The missteps — particularly the speaking role assigned to Mary Ann Mendoza, whose appearance at the Republican National Convention on Tuesday night was abruptly canceled — served as another distraction to the GOP’s four-day political festivities this week and raised concerns about how rigorously the speakers were vetted by party and campaign officials before the convention.
Mendoza is an “angel mom,” a term used by immigration restrictionists for mothers whose children were killed by undocumented immigrants.
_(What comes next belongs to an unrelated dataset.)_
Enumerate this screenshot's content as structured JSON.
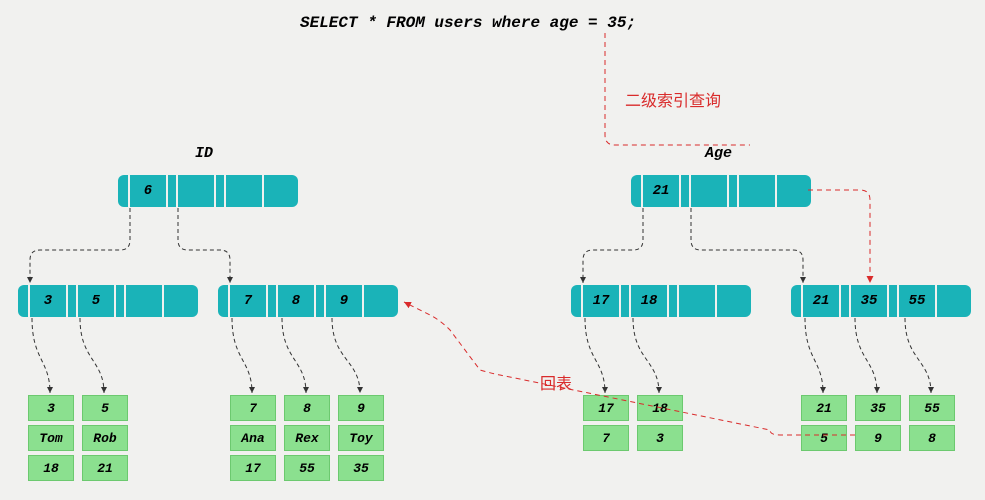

She has been a regular presence at the White House for events advocating limits on immigration and is on the campaign board of Women for Trump.
But earlier Tuesday, she promoted an anti-Semitic Twitter thread from a supporter of the QAnon conspiracy theory who claimed that in 1773, a Jewish goldsmith summoned other businessmen to his home and proclaimed that if they pooled their money, “it was possible to gain control of the wealth, natural resources, and manpower of the entire world.”
She apologized and deleted the thread after the Daily Beast and others publicized her tweet, but Mendoza in 2018 tweeted something similar about a wealthy Jewish family controlling the world: “The Rothschilds have used their globalist media mouthpiece to declare that Donald Trump is threatening to destroy the New World Order!”
I mean, I can understand why she got the hook — she might distract from the serial peddler of racist conspiracy theories at the top of the ticket.